Naluri Terhubungkan

Uusai pensiun dari Kompas, saya tetap memelihara keterhubungan ini dengan titik-titik yang sudah membentuk pola, bahkan saya berusaha memperluas atau menciptakan titik-titik lainnya.

Jumat, 26 Maret 2021 | 08:16 WIB
0
230
Naluri Terhubungkan
Sampul majalah Hai tahun 1984 (Foto: Daniel Supriyono)

Naluri manusia untuk terhubung satu dengan yang lain sesungguhnya merupakan naluri purba yang tetap melekat pada masing-masing orang. Sulit membayangkan manusia bisa hidup seorang diri, tanpa saudara, kerabat dan sahabat di sebuah pulau terpencil, kecuali dalam sebuah tayangan televisi yang sering saya tonton.

Sebagai makhluk sosial, manusia harus bersosialisasi, berkumpul, menyatu dengan manusia lainnya. Lebih dari itu, manusia harus selalu terhubung satu dengan yang lainnya, mengatasi jarak dan waktu. Orang bilang, sekarang eranya berkolaborasi, kerjasama, meski tidak boleh melumpuhkan semangat kompetisi.

Foto di bawah ini dikirim rekan Daniel Supriyono yang dulu bekerja di Majalah Hai (atau kelompok Kompas Gramedia) sebagai fotografer. Rupanya Mas Daniel menemukan surat permohonan saya kepada khalayak pembaca Hai di Rubrik "Hai Sayang", ditulis tahun 1984, semasa saya masih duduk di bangku SMA.

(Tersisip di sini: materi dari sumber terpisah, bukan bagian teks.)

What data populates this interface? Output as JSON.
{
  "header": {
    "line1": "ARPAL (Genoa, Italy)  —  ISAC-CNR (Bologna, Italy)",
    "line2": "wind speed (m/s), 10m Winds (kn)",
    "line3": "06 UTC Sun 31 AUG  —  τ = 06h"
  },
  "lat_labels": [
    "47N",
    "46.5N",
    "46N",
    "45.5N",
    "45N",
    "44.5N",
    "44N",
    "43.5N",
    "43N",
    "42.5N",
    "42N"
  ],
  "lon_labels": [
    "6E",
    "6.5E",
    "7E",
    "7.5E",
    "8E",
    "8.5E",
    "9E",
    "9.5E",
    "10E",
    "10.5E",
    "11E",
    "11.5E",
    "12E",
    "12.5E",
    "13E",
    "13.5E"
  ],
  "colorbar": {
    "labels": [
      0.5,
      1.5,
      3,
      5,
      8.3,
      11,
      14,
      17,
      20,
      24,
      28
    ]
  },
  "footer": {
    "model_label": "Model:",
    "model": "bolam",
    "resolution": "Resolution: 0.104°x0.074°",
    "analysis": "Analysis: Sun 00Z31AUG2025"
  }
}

Mengapa saya terpikir menulis surat terbuka semacam itu? Intinya, di kota Tasikmalaya, sulit ditemukan partitur gitar klasik di mana saat itu saya mempelajarinya dengan tekun di Kursus Gitar Yamaha, sehingga saya meminta tolong kepada siapapun pembaca Hai yang memiliki partitur gitar klasik tersebut dan sudi mengirimkan fotokopiannya untuk saya bayar.

Jangan membayangkan sekarang ini, saya curhat di Facebook bahwa saya ingin memiliki partitur gitar komposisi apapun, misalnya, dengan mudah saya lakukan. Atau masuk saja ke komunitas gitar klasik di media sosial, dengan sekejap apa yang saya inginkan sudah saya dapatkan.

Tapi tulisan sederhana ini bukan tentang partitur gitar, tetapi naluri terhubungkan itu. Naluri itu membimbing saya, bahwa saya tidak hidup sendiri di kota kecil ini, ada banyak orang yang sehobi (gitar klasik) yang tersebar di seluruh dunia dan upaya saya menulis surat kepada Majalah Hai itu sebagai langkah menuju keterhubungan secara sosial dimaksud.

Kelak prinsip ini saya pegang dalam perjalanan hidup saya, bahkan sampai sekarang, betapa "connecting dot" ini, menghubungkan satu titik dengan titik lainnya itu, sangat menunjang kehidupan. Tepatnya memudahkan, barangkali.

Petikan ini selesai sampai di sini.